Scotland's Brewdog is crowdfunding £25 million to 'burn down' the bank 'bastardisation' of the beer industry

BrewdogBrewdogBrewdog’s co-founders Martin Dickie and James Watt outside one of their outlets.

Scotland’s biggest independent brewery Brewdog just revealed that it will aim to raise £25 million ($US37 million) via its crowdfunding scheme Equity for Punks in a bid to stop financial institutions from cashing in on its fundraising efforts.

The group, which has 27 bars around the world, announced in a statement that it will release
526,316 shares to the public, for a minimum investment of just £95 for two shares, via its UKLA-accredited investment scheme.

This will be five times more than what it raised in 2013.

“The craft beer revolution has succeeded in redefining beer and Equity for Punks is redefining business finance,” said James Watt, BrewDog co-founder in a statement sent to Business Insider. “By making profit king, the financial institutions of the City gave rise to the bastardisation and commoditization of beer.

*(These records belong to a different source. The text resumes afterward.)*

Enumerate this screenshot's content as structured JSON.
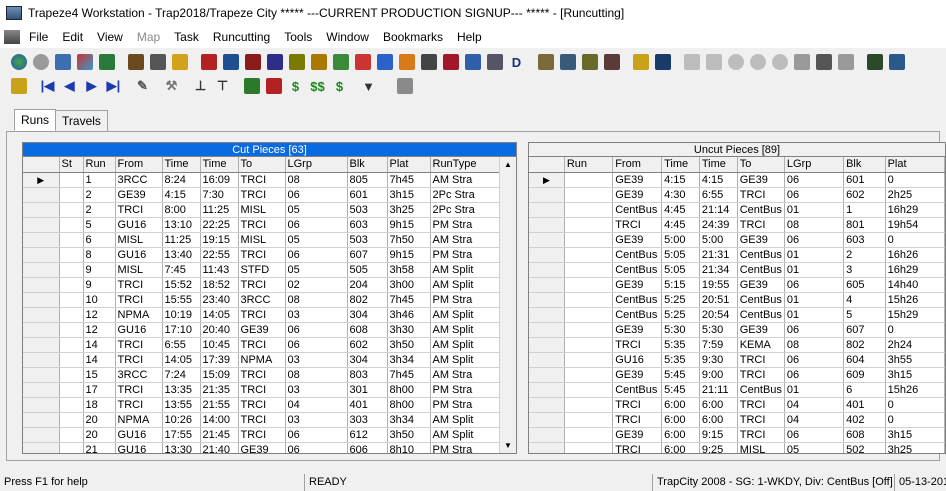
{
  "window": {
    "title": "Trapeze4 Workstation - Trap2018/Trapeze City   *****   ---CURRENT PRODUCTION SIGNUP---   *****  - [Runcutting]"
  },
  "menu": [
    {
      "label": "File",
      "enabled": true
    },
    {
      "label": "Edit",
      "enabled": true
    },
    {
      "label": "View",
      "enabled": true
    },
    {
      "label": "Map",
      "enabled": false
    },
    {
      "label": "Task",
      "enabled": true
    },
    {
      "label": "Runcutting",
      "enabled": true
    },
    {
      "label": "Tools",
      "enabled": true
    },
    {
      "label": "Window",
      "enabled": true
    },
    {
      "label": "Bookmarks",
      "enabled": true
    },
    {
      "label": "Help",
      "enabled": true
    }
  ],
  "tabs": [
    {
      "label": "Runs",
      "active": true
    },
    {
      "label": "Travels",
      "active": false
    }
  ],
  "cut": {
    "title": "Cut Pieces [63]",
    "columns": [
      "St",
      "Run",
      "From",
      "Time",
      "Time",
      "To",
      "LGrp",
      "Blk",
      "Plat",
      "RunType"
    ],
    "rows": [
      [
        "",
        "1",
        "3RCC",
        "8:24",
        "16:09",
        "TRCI",
        "08",
        "805",
        "7h45",
        "AM Stra"
      ],
      [
        "",
        "2",
        "GE39",
        "4:15",
        "7:30",
        "TRCI",
        "06",
        "601",
        "3h15",
        "2Pc Stra"
      ],
      [
        "",
        "2",
        "TRCI",
        "8:00",
        "11:25",
        "MISL",
        "05",
        "503",
        "3h25",
        "2Pc Stra"
      ],
      [
        "",
        "5",
        "GU16",
        "13:10",
        "22:25",
        "TRCI",
        "06",
        "603",
        "9h15",
        "PM Stra"
      ],
      [
        "",
        "6",
        "MISL",
        "11:25",
        "19:15",
        "MISL",
        "05",
        "503",
        "7h50",
        "AM Stra"
      ],
      [
        "",
        "8",
        "GU16",
        "13:40",
        "22:55",
        "TRCI",
        "06",
        "607",
        "9h15",
        "PM Stra"
      ],
      [
        "",
        "9",
        "MISL",
        "7:45",
        "11:43",
        "STFD",
        "05",
        "505",
        "3h58",
        "AM Split"
      ],
      [
        "",
        "9",
        "TRCI",
        "15:52",
        "18:52",
        "TRCI",
        "02",
        "204",
        "3h00",
        "AM Split"
      ],
      [
        "",
        "10",
        "TRCI",
        "15:55",
        "23:40",
        "3RCC",
        "08",
        "802",
        "7h45",
        "PM Stra"
      ],
      [
        "",
        "12",
        "NPMA",
        "10:19",
        "14:05",
        "TRCI",
        "03",
        "304",
        "3h46",
        "AM Split"
      ],
      [
        "",
        "12",
        "GU16",
        "17:10",
        "20:40",
        "GE39",
        "06",
        "608",
        "3h30",
        "AM Split"
      ],
      [
        "",
        "14",
        "TRCI",
        "6:55",
        "10:45",
        "TRCI",
        "06",
        "602",
        "3h50",
        "AM Split"
      ],
      [
        "",
        "14",
        "TRCI",
        "14:05",
        "17:39",
        "NPMA",
        "03",
        "304",
        "3h34",
        "AM Split"
      ],
      [
        "",
        "15",
        "3RCC",
        "7:24",
        "15:09",
        "TRCI",
        "08",
        "803",
        "7h45",
        "AM Stra"
      ],
      [
        "",
        "17",
        "TRCI",
        "13:35",
        "21:35",
        "TRCI",
        "03",
        "301",
        "8h00",
        "PM Stra"
      ],
      [
        "",
        "18",
        "TRCI",
        "13:55",
        "21:55",
        "TRCI",
        "04",
        "401",
        "8h00",
        "PM Stra"
      ],
      [
        "",
        "20",
        "NPMA",
        "10:26",
        "14:00",
        "TRCI",
        "03",
        "303",
        "3h34",
        "AM Split"
      ],
      [
        "",
        "20",
        "GU16",
        "17:55",
        "21:45",
        "TRCI",
        "06",
        "612",
        "3h50",
        "AM Split"
      ],
      [
        "",
        "21",
        "GU16",
        "13:30",
        "21:40",
        "GE39",
        "06",
        "606",
        "8h10",
        "PM Stra"
      ]
    ]
  },
  "uncut": {
    "title": "Uncut Pieces [89]",
    "columns": [
      "Run",
      "From",
      "Time",
      "Time",
      "To",
      "LGrp",
      "Blk",
      "Plat"
    ],
    "rows": [
      [
        "",
        "GE39",
        "4:15",
        "4:15",
        "GE39",
        "06",
        "601",
        "0"
      ],
      [
        "",
        "GE39",
        "4:30",
        "6:55",
        "TRCI",
        "06",
        "602",
        "2h25"
      ],
      [
        "",
        "CentBus",
        "4:45",
        "21:14",
        "CentBus",
        "01",
        "1",
        "16h29"
      ],
      [
        "",
        "TRCI",
        "4:45",
        "24:39",
        "TRCI",
        "08",
        "801",
        "19h54"
      ],
      [
        "",
        "GE39",
        "5:00",
        "5:00",
        "GE39",
        "06",
        "603",
        "0"
      ],
      [
        "",
        "CentBus",
        "5:05",
        "21:31",
        "CentBus",
        "01",
        "2",
        "16h26"
      ],
      [
        "",
        "CentBus",
        "5:05",
        "21:34",
        "CentBus",
        "01",
        "3",
        "16h29"
      ],
      [
        "",
        "GE39",
        "5:15",
        "19:55",
        "GE39",
        "06",
        "605",
        "14h40"
      ],
      [
        "",
        "CentBus",
        "5:25",
        "20:51",
        "CentBus",
        "01",
        "4",
        "15h26"
      ],
      [
        "",
        "CentBus",
        "5:25",
        "20:54",
        "CentBus",
        "01",
        "5",
        "15h29"
      ],
      [
        "",
        "GE39",
        "5:30",
        "5:30",
        "GE39",
        "06",
        "607",
        "0"
      ],
      [
        "",
        "TRCI",
        "5:35",
        "7:59",
        "KEMA",
        "08",
        "802",
        "2h24"
      ],
      [
        "",
        "GU16",
        "5:35",
        "9:30",
        "TRCI",
        "06",
        "604",
        "3h55"
      ],
      [
        "",
        "GE39",
        "5:45",
        "9:00",
        "TRCI",
        "06",
        "609",
        "3h15"
      ],
      [
        "",
        "CentBus",
        "5:45",
        "21:11",
        "CentBus",
        "01",
        "6",
        "15h26"
      ],
      [
        "",
        "TRCI",
        "6:00",
        "6:00",
        "TRCI",
        "04",
        "401",
        "0"
      ],
      [
        "",
        "TRCI",
        "6:00",
        "6:00",
        "TRCI",
        "04",
        "402",
        "0"
      ],
      [
        "",
        "GE39",
        "6:00",
        "9:15",
        "TRCI",
        "06",
        "608",
        "3h15"
      ],
      [
        "",
        "TRCI",
        "6:00",
        "9:25",
        "MISL",
        "05",
        "502",
        "3h25"
      ]
    ]
  },
  "status": {
    "help": "Press F1 for help",
    "state": "READY",
    "context": "TrapCity 2008 - SG: 1-WKDY, Div: CentBus [Off]",
    "date": "05-13-201"
  },
  "colors": {
    "selected_header": "#0a6adf"
  }
}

“To grow BrewDog whilst being true to our values, we have had to build a whole new generation of business model. Equity for Punks puts the people who really care about our beer in control and keeps the passion and integrity in people’s beer glasses.”

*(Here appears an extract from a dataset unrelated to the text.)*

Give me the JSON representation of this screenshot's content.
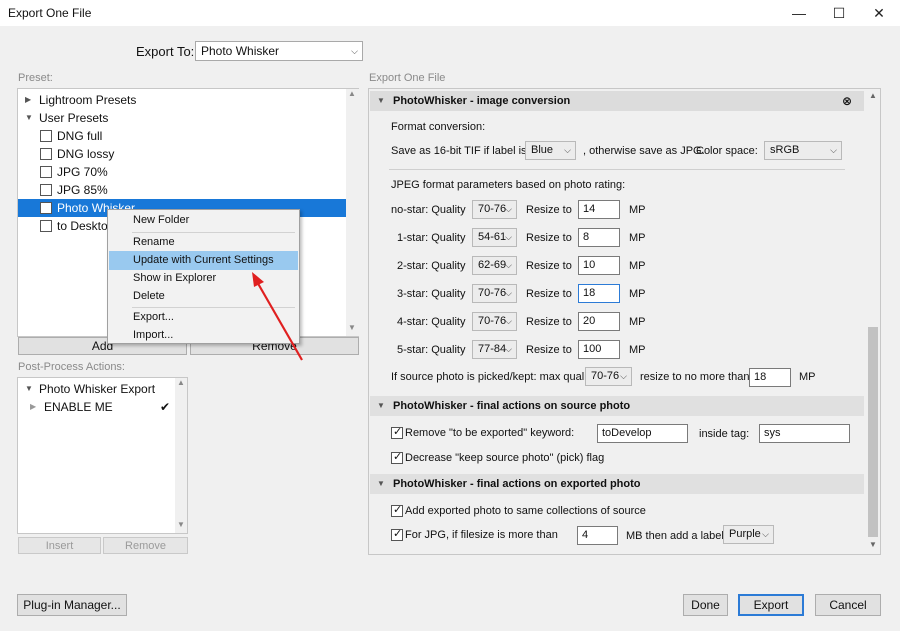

“We are not Rockefeller. We are Guy Fawkes. We are burning the established system — the status quo — down to the ground and forging a new future for business from the flames. We are putting the fat cats out to pasture and empowering everyone to be masters of their own destiny by investing in our passion for craft beer.”

Brewdog was founded by Martin Dickie and James Watt in 2007 with second-hand equipment. It is now Britain’s fastest-growing food & drinks brand. It has opened 27 bars worldwide since 2010 and exports to 55 countries around the world. It employs more than 360 staff.

Earlier this year, Brewdog announced its sixth consecutive year of record growth. It increased its annual turnover by 64% to over £29.6 million in 2014, compared with £18 million in 2013. Its turnover is expected to exceed £50 million this year.